Irgendwo zwischen allen Fronten steht Robert Reeds „The City of your Soul“.  Es ist schwierig, ein pikantes Thema wie den immer noch verschollenen Flug MH 370 in eine Geschichte einzubinden, ohne Betroffene zu verletzen oder die Spekulationen in andere Richtungen anzuheizen. Vor dem Abflug nach Seattle erfahren die Passagiere, das die ganze Stadt plötzlich verschwunden ist.
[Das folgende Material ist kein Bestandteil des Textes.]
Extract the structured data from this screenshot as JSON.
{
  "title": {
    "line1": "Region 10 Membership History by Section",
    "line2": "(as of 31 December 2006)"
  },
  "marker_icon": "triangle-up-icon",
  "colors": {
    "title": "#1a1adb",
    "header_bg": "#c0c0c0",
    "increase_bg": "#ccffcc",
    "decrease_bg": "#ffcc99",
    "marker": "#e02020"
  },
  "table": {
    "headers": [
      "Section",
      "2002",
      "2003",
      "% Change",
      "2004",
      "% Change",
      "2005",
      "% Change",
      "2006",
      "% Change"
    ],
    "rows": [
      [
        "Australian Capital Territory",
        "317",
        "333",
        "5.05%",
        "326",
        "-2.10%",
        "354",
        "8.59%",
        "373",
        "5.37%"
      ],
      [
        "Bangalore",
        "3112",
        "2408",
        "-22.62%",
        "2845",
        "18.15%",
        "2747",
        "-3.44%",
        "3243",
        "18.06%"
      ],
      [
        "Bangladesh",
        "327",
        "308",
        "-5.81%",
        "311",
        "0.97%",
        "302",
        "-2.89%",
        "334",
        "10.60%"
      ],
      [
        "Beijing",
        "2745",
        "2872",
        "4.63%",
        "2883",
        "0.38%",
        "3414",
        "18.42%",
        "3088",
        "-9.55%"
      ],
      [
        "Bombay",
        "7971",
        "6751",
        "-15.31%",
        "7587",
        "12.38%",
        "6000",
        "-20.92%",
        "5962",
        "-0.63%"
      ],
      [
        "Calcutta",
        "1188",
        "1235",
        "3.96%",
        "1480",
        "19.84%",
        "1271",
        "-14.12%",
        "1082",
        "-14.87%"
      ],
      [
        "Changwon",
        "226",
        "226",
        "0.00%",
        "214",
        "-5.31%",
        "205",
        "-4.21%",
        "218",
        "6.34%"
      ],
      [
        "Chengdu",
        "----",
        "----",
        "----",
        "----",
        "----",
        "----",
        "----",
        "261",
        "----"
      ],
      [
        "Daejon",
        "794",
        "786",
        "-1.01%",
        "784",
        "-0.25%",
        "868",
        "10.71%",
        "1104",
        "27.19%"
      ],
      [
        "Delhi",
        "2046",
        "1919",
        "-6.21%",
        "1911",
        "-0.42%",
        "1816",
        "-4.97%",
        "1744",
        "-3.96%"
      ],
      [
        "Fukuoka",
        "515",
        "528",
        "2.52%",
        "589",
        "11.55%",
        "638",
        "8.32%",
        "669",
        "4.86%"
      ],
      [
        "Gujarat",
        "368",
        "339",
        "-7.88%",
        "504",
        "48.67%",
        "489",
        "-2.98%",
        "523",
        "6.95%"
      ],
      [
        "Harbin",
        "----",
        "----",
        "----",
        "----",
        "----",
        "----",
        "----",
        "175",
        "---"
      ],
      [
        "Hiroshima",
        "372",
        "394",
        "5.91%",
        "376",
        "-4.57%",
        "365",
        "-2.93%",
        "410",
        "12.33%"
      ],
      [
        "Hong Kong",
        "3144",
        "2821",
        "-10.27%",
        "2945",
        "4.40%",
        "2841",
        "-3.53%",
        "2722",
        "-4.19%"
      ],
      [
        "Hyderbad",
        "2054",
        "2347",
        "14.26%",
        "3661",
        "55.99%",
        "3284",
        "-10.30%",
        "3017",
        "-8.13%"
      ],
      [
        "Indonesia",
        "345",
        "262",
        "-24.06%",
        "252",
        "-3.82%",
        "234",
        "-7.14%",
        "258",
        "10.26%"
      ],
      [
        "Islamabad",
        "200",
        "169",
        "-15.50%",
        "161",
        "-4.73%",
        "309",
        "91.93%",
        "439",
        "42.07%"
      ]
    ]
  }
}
Als sie in Seattle aber landen, entwickelt Robert Reed ein weiteres Geheimnis um das Verschwinden und Auftauchen der Stadt. Auch wenn der Plot sehr solide und zumindest teilweise originell entwickelt worden ist, gelingt es Robert Reed nicht, die entsprechende Atmosphäre zu erzeugen und zu viele Fragen bleiben offen.

Das Titelbild dieser eher durchschnittlichen, aber thematisch breiten Winterausgabe 2015 stammt von David A. Hardy und feiert eine Figur, die der Künstler vor mehr als vierzig Jahren zur Propagierung eines bemannten Flugs zum Mars entwickelt hat. Keine der Geschichten spielt auf dem Mars, keine der Storys hat einen lustigen Außerirdischen im Zentrum, aber das Titelbild zeigt, wie weit die damaligen Ambitionen von der Realität inzwischen entfernt sind.